By: Jane Turner1,2, Qianchuan He3, Kelsey Baker1, Lisa Chung4, Adrian Lazarevic-Fogelquist5, Danika Bethune5, Jesse Hubbard1, Margaret Guerriero6, Ajay Sheshadri7, Karen L. Syrjala1,8, Paul J. Martin1,9, Michael Boeckh1,4,10, Stephanie J. Lee1,9, Ted Gooley1, Mary E. Flowers1,9, Guang-Shing Cheng1,6,*
1 Clinical Research Division, Fred Hutchinson Cancer Research Center, Seattle, Washington 2 Division of Respirology, McMaster University, Hamilton, Ontario, Canada 3 Public Health Sciences Division, Fred Hutchinson Cancer Research Center, Seattle, Washington 4 Vaccine and Infectious Diseases Division, Fred Hutchinson Cancer Research Center, Seattle, Washington 5 University of Washington School of Medicine, Seattle, Washington 6 Division of Pulmonary, Critical Care and Sleep Medicine, Department of Medicine, University of Washington School of Medicine, Seattle, Washington 7 Department of Pulmonary Medicine, The University of Texas MD Anderson Cancer Center, Houston, Texas 8 Department of Psychiatry and Behavioral Sciences, University of Washington School of Medicine, Seattle, Washington 9 Division of Hematology and Oncology, Department of Medicine, University of Washington, Seattle, Washington 10 Division of Allergy and Infectious Diseases, Department of Medicine, University of Washington, Seattle, Washington
Early detection of bronchiolitis obliterans syndrome (BOS) after allogeneic hematopoietic cell transplantation (HCT) depends on recognition of subclinical spirometric changes, which is possible only with frequent interval spirometry. We evaluated the feasibility of home monitoring of weekly spirometry via a wireless handheld device and a web monitoring portal in a cohort of high-risk patients for the detection of lung function changes preceding BOS diagnosis. In this observational study, 46 patients with chronic graft-versus-host disease or a decline in forced expiratory volume in 1 second (FEV1) of unclear etiology after allogeneic HCT were enrolled to perform weekly home spirometry with a wireless portable spirometer for a period of 1 year.

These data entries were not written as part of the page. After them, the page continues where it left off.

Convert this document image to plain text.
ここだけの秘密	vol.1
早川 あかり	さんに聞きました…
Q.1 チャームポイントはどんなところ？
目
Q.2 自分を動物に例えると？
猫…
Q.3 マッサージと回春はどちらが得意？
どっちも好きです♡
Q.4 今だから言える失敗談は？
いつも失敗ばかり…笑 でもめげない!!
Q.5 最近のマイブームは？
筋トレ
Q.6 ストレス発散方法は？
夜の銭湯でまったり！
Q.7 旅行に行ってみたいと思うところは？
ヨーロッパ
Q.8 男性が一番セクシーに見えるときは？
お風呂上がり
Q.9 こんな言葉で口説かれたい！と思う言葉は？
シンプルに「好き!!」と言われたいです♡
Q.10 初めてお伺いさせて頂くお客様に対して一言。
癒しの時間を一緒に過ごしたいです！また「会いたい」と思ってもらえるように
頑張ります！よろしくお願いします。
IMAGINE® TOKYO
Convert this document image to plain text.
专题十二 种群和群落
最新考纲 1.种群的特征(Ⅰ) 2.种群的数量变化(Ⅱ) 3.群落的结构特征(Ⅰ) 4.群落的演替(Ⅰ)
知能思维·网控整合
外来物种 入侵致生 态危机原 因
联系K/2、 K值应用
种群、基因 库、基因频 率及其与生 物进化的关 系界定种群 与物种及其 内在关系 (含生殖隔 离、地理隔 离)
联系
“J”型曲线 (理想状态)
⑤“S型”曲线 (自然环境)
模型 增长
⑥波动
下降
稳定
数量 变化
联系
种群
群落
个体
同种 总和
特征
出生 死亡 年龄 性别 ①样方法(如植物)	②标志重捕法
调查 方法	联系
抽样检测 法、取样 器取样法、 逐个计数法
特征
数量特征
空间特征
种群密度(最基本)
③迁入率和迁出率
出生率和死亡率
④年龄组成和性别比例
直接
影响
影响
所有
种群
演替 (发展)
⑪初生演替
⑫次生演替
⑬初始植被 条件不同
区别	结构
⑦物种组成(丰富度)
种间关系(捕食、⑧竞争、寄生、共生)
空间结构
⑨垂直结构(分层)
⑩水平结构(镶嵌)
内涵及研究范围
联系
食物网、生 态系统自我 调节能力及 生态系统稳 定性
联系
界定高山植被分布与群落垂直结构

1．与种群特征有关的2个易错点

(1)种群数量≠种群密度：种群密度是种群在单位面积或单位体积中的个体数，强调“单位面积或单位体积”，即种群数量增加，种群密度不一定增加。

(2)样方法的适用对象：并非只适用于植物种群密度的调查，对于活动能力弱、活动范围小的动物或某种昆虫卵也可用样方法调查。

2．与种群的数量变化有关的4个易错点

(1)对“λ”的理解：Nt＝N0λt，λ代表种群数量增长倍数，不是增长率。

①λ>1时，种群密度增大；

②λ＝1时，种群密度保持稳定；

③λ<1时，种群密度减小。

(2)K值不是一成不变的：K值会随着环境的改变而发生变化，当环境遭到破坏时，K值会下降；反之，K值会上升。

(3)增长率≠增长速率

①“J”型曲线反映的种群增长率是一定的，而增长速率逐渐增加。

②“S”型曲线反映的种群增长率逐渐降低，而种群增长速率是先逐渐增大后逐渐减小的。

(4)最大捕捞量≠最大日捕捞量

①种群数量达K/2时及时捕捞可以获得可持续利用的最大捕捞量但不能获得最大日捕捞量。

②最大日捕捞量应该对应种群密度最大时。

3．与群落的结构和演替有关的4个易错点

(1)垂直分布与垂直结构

Measurements were transmitted wirelessly to a Cloud-based monitoring portal. Feasibility evaluation included adherence with study procedures and an assessment of the home spirometry measurements compared with laboratory pulmonary function tests.
Thirty-six patients (78%) completed 1 year of weekly monitoring. Overall adherence with weekly home spirometry measurements was 72% (interquartile range, 47% to 90%), which did not meet the predetermined threshold of 75% for high adherence. Correlation of home FEV1 with laboratory FEV1 was high, with a bias of 0.123 L (lower limit, -0.294 L; upper limit, 0.541 L), which is within acceptable limits for reliability.
Of the 12 patients who were diagnosed with BOS or suspected BOS during the study period, 9 had an antecedent FEV1 decline detected by home spirometry. Our data indicate that wireless handheld spirometry performed at home in a high-risk HCT cohort is feasible for close monitoring of pulmonary function and appears to facilitate early detection of BOS.